What do confidence intervals mean? Quite simply, a confidence interval (which is most often a "95% confidence interval") means that the "real answer" will fall within the calculated range 95% of the time.
In other words, if the pollsters repeated their survey 100 times, 95 of the ranges they calculate would contain the "real answer" and 5 would not. That's right. Even the best pollsters will get it wrong 5% of the time. (And this does not take into consideration systematic bias in sampling.)
2) The polling results were not designed to answer the question, "Is this candidate's level of support outside the margin of error?" The reason is nitpicky and nuanced, but it actually matters.
Polling data shows us the pollsters' best guess as to the level of support for a candidate. In our example, Gobermouch is at 48% (with a confidence interval of 45% to 51%) and Fopdoodle is at 43% (with a confidence interval of 40% to 46%). However, "Is Gobermouch's lead over Fopdoodle statistically significant?" is a different question and requires a different statistical approach.
Though we don't think of it this way, the actual question we're asking is: "If we subtracted Fopdoodle's support from Gobermouch's (or vice versa), would the result be zero?" If the result is zero (or if the confidence interval contains zero), then there is no statistically significant difference.
But here's the tricky part: You can't know this by simply determining if the confidence intervals for each candidate's support overlap. You have to look at the confidence interval for the difference in their support levels.
In our example, the difference in support levels is 48% - 43% = 5%. This difference may or may not be statistically significant. To determine if it is, we would need to calculate a confidence interval around 5%. If it included 0%, then there is no statistically significant difference between Gobermouch and Fopdoodle.1
Why is this seemingly easy question so complicated? The reason has to do with error propagation, and PhD student Prasanna Parasurama provides an excellent explanation of this phenomenon.

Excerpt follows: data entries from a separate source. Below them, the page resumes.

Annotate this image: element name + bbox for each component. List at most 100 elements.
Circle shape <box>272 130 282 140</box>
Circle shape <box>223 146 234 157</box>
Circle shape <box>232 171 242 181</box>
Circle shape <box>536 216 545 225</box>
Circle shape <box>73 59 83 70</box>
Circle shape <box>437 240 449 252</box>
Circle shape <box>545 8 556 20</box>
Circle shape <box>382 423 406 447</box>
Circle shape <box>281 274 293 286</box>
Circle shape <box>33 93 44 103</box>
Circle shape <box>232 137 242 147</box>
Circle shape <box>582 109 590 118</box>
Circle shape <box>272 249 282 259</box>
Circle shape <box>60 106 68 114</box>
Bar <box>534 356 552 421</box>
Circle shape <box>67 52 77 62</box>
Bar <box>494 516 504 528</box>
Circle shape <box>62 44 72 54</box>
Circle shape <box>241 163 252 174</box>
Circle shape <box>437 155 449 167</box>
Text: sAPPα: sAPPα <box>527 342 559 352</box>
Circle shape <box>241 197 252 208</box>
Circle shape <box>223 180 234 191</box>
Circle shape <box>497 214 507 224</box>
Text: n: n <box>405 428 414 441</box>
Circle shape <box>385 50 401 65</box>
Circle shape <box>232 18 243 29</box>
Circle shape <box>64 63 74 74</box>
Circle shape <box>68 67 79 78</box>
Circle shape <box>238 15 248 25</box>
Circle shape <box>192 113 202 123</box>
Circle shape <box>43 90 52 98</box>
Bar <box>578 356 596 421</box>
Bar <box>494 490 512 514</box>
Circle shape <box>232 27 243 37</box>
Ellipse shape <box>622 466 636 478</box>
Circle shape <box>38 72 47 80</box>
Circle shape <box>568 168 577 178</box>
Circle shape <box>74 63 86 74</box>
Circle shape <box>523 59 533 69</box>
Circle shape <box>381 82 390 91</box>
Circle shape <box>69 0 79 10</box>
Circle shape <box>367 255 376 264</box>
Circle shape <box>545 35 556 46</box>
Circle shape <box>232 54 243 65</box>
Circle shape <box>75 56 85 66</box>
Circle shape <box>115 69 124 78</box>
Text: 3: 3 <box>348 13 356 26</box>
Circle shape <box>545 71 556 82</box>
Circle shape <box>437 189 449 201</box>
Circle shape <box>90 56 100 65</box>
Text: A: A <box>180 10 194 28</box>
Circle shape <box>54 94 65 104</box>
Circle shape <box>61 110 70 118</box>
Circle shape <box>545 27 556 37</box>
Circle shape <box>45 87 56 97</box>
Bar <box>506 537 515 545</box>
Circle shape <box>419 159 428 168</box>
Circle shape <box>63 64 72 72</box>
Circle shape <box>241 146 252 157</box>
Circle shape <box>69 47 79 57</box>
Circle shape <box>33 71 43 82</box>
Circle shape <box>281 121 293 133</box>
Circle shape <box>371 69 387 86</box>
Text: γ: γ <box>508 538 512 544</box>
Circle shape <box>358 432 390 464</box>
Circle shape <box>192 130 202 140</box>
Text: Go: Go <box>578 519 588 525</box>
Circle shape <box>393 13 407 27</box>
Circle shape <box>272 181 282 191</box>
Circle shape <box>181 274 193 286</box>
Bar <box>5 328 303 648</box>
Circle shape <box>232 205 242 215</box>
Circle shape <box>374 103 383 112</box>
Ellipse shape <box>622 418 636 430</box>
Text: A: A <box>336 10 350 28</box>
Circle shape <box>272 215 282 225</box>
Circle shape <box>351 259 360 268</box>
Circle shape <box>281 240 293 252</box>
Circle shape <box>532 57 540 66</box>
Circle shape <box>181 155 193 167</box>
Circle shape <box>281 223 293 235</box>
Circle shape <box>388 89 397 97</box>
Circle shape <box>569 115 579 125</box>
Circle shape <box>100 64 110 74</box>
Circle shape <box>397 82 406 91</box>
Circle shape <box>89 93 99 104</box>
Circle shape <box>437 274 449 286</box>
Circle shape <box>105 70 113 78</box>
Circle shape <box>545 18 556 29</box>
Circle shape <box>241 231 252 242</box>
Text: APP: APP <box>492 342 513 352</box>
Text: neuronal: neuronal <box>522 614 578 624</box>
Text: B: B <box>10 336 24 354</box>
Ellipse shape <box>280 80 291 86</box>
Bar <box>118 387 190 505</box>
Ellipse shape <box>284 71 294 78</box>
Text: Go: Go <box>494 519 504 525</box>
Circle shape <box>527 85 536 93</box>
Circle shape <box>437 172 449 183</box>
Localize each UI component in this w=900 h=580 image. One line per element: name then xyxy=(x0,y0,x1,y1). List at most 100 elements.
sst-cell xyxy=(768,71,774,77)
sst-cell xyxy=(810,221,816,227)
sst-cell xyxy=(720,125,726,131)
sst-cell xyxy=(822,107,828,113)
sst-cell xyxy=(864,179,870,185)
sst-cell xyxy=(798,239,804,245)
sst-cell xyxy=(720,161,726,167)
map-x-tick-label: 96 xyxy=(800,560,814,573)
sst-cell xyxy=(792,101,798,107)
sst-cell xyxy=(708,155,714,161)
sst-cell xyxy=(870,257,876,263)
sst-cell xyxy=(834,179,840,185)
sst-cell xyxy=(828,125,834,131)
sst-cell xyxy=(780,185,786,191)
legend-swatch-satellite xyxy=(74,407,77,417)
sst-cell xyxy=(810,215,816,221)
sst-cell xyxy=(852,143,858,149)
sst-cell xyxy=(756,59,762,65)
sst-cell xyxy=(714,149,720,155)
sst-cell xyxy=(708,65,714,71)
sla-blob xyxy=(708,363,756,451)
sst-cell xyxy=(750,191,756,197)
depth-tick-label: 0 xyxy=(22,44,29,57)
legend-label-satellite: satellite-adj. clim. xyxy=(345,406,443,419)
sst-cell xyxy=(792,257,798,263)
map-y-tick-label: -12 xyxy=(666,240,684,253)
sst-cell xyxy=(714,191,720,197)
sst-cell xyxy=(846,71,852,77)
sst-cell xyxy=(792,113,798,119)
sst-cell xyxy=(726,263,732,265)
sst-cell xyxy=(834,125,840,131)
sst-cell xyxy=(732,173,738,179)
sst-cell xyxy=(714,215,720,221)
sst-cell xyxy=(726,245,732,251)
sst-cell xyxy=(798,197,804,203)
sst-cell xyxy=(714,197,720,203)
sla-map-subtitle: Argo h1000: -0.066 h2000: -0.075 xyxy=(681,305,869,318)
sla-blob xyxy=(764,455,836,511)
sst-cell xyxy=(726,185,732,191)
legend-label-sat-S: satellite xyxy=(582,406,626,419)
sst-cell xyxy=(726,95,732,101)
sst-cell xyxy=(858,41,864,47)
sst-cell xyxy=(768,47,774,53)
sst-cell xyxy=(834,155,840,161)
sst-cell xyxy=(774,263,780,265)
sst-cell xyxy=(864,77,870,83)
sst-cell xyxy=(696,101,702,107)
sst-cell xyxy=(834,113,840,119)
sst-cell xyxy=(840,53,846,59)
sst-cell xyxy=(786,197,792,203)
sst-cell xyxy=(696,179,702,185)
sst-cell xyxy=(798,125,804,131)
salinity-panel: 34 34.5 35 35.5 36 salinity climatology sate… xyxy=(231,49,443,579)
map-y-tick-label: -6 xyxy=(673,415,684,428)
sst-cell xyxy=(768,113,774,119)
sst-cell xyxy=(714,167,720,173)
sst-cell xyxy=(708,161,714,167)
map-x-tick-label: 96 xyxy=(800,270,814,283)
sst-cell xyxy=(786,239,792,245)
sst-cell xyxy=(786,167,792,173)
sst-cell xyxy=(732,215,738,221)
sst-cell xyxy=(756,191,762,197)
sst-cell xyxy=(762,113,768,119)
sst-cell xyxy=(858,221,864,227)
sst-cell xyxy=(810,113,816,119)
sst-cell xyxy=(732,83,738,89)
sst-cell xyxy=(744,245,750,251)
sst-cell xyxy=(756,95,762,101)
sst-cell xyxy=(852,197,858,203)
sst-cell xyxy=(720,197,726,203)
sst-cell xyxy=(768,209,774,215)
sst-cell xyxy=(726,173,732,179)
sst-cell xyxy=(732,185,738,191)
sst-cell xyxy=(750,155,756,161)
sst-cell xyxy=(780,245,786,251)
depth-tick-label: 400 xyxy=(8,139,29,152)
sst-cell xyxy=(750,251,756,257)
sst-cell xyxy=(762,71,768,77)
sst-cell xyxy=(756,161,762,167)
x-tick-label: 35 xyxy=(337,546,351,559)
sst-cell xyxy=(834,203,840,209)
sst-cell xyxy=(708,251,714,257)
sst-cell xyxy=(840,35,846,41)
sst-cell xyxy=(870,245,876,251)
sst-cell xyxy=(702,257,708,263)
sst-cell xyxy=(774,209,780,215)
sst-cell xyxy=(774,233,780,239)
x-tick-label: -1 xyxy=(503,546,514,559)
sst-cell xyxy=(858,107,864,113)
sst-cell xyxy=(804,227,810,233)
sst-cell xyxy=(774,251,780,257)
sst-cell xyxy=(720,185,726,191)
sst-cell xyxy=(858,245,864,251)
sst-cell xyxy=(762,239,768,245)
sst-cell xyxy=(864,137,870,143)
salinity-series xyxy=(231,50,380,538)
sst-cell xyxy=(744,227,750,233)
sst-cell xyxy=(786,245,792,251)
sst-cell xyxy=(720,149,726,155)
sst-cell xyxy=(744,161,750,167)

3) Not all numbers within the confidence interval are equally likely. An important thing to keep in mind is that the numbers within a confidence interval get less likely the farther you go away from the estimate. In our example, Gobermouch's support was estimated to be 48% with a confidence interval from 45% to 51%. But the "real answer" is much more likely to be closer to 48%. In other words, the "real answer" is more likely to be 47% or 49% than 45% or 51%.
4) When a candidate's support slightly increases (or decreases) in a poll, the most likely explanation is that nothing happened. Let's suppose that, in a subsequent poll, Fopdoodle's support increases to 44% while Gobermouch drops to 47%. Fopdoodle's team issues a press release: "Fopdoodle surges in polls, closing gap with Gobermouch." Is he right?
Probably not. The most likely explanation is the inherent randomness of sampling.2
5) None of the above matters if there is systematic bias in sampling or a serious problem with the recipe. Sampling in statistics relies on randomness. If a pollster violates randomness, he introduces bias into the sample. This can have disastrous results. If a pollster only contacts voters with landline phones but not cell phones, he may be missing a large number of young people and inadvertently skewing his poll to favor the views of older voters.
There are methods to handle this problem. If a pollster knows that he over- or under-sampled a particular group of voters, he could "weight" the sample to offset the bias. But what if he gets the weight wrong? Similarly, election models often rely on previous patterns in voter turnout. But, once again, what if the current election does not follow the pattern of previous elections? These kinds of "recipe" problems can also spell disaster for a pollster.
In 2016, pollsters and the media famously flubbed predictions in regard to the UK Brexit referendum and the U.S. presidential election. If only we all knew a little more statistics!
Notes
(1) Having said all that, I consulted with a friend and PhD statistician, Stefan Sharkanksy. He told me that while it is generally true that confidence intervals don't necessarily combine cleanly, there is still a relatively easy way for the average person to get an answer that is "good enough." If you double the margin of error (in our example, from ± 3% to ± 6%), then you can see that the difference (5%) is within the margin of error. This isn't quite technically accurate, but it works well enough when comparing candidates from the same poll.
(2) Dr. Sharkansky said there is actually a straightforward formula to determine if the new poll reflects a statistically significant change in voter support. If both polls have the same margin of error, then the margin of error for the difference is the margin of error times the square root of 2. In our example, that comes to ± 4.24%. Because the difference in voter support changed from 5% to 3% (which is a difference of 2%), this change is within the margin of error (± 4.24%) and therefore not significant.